Long Sales Cycles don’t benefit from a shortened time frame. Long Sales Cycles are common among large deals, team based sales and deals that take a while to close. Consider quarterly reviews with quarterly quotas and payments to allow enough time for sales to normalize.
Determine whether you need to make changes. After the results of the analysis are clear, the team should give thought to whether the sales compensation plan needs to be updated – in terms of goals, quotas, or pay ratios. Updating the sales compensation plan mid-stream is common in business today. "We've seen a fairly consistent trend that on average nearly two-thirds of organizations are changing their sales compensation plans each year," Stoeckman says, citing WorldatWork's latest survey. That change may come even more frequently when business cycles change. Business goals when the economy is moving into an upturn are different than when the economy is going through tough times.

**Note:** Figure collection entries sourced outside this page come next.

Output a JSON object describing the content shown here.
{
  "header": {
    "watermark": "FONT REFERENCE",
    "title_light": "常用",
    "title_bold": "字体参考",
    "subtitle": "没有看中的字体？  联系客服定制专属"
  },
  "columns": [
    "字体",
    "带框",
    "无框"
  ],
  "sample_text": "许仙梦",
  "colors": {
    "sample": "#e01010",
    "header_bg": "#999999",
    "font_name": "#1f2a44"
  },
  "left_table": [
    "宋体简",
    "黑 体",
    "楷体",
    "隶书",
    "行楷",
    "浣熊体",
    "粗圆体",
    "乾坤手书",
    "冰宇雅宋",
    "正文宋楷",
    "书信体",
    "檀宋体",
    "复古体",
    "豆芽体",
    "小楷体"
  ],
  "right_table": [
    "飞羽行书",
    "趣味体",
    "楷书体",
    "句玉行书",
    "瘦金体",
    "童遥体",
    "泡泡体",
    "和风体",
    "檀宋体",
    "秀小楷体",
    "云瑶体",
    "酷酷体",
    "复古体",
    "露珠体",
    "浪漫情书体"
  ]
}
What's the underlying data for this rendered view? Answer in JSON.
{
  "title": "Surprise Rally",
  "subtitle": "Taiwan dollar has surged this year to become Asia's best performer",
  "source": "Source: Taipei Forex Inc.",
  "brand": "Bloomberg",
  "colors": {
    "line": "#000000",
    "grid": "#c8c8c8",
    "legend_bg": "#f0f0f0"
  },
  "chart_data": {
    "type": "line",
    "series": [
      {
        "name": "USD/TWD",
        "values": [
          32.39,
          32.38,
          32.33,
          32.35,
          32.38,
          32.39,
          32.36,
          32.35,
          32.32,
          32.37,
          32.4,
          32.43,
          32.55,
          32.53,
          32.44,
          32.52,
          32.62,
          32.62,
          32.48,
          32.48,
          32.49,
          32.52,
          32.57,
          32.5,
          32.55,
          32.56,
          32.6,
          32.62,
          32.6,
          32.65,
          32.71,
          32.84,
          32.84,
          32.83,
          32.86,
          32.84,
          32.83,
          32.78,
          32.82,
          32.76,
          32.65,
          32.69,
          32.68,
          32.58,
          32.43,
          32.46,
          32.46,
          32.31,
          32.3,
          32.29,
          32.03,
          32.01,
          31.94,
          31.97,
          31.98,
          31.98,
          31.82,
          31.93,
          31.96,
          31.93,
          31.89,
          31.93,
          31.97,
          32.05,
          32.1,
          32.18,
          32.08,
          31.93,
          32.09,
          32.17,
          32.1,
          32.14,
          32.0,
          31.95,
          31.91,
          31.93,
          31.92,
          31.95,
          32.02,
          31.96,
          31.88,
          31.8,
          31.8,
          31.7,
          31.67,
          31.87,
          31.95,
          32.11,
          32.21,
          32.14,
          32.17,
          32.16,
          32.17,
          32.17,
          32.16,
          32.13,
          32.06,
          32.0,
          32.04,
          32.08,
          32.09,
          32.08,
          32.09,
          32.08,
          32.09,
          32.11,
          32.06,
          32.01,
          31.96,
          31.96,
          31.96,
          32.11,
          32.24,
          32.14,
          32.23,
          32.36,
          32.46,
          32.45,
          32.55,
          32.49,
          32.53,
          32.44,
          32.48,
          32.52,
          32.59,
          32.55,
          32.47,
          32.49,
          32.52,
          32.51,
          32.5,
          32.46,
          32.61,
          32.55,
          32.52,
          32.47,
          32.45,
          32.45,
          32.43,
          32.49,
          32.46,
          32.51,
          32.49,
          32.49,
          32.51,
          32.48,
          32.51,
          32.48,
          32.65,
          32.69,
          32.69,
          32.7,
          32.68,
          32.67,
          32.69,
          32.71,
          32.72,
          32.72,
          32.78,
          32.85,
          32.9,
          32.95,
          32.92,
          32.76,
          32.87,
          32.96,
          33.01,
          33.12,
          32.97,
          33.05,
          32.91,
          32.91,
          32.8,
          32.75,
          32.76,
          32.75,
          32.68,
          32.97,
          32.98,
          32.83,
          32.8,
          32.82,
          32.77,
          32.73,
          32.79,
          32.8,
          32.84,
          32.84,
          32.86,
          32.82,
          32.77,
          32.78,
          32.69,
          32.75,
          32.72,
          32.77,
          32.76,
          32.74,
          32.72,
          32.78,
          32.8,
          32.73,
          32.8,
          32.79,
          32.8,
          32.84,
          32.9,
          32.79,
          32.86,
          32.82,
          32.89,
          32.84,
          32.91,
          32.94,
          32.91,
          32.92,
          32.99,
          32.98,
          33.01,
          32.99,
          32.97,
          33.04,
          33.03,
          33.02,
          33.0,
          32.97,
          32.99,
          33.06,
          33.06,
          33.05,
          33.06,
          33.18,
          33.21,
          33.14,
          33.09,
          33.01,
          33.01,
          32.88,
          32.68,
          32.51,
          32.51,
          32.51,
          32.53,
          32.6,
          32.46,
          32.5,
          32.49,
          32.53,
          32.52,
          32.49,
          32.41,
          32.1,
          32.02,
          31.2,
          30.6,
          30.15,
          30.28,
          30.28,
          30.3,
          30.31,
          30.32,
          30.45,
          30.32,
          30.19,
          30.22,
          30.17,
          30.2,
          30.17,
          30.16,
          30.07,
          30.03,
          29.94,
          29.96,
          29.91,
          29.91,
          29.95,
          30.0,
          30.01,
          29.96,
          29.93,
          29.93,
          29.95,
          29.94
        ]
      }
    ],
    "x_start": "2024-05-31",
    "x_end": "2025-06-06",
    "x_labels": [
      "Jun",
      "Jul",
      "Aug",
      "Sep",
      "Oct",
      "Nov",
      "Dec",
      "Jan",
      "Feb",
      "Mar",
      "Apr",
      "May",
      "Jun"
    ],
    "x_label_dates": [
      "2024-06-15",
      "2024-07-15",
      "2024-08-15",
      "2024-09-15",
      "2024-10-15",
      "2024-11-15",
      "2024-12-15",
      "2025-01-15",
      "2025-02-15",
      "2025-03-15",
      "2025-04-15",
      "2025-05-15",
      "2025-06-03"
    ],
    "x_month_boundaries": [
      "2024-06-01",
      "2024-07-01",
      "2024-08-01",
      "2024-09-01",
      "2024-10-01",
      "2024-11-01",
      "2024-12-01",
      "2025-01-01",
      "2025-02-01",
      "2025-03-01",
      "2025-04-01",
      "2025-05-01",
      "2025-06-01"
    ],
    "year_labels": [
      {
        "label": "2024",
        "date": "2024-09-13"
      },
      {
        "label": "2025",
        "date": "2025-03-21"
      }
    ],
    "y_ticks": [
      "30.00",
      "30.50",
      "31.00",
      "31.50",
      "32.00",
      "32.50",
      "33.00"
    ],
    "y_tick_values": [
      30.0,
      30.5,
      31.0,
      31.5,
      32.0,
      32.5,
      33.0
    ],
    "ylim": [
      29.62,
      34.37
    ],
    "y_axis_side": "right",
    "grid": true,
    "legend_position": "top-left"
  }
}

Your first compensation plan won't be able to cover everything. Issues will be found, whether it's what constitutes a new account or what happens when several different people claim credit for a sale. There are going to be things that come up during the course of the year that are not covered or are a matter for interpretation. You will need to spell out the way those are going to be resolved. It may be a committee or a chain of command. When a sales person brings a question to the sales manager, nine times out of 10 they will be able to resolve the situation, but when they're not, there needs to be some means of resolving the issue. A committee might have representatives from sales, human resources, and finance to arbitrate.
Contests. To temporarily change behavior, consider contests and one-time rewards which can either be financial (e.g. cash prize) or non-financial (e.g. recognition, vacation, dinner, etc.). To keep everyone’s attention, conduct one contest at a time and for a short period of time (e.g. a month or a quarter). Too many contests or contests longer than a quarter will dilute the urgency!
Decelerators are unpopular as they penalize under-performers. For example, if a sales person meets 60% of their quota, the incentive compensation would reduce correspondingly (e.g. 60%). Decelerators may protect against excessive incentive costs when goals are set low, especially for large deal sales with long sales cycles. A per-deal value or revenue cap may limit unwarranted incentive payouts for a large windfall that salespeople do not significantly influence.
Promote the Right People. Not all salespeople are good managers and not all managers are good salespeople. Recognize this fact and ensure the people you promote are motivated by the responsibilities and compensation included in their new role!
The most difficult task is implementing your sales plan. The success of your sales plan depends on how you involve key stakeholders (e.g. key sales people), when you involve key stakeholders, the motivation for the sales plan and the value offered to your sales people.
No plan is perfect, and your priorities are constantly changing. Your customers and salespeople are naturally looking for new loopholes. This guide will help you get started as you work to understand what will suit your sales team. Some may value cash over incentives or a flexible remote work policy instead of more vacation days. At the end of the day, do your best to set them up for success and keep them motivated!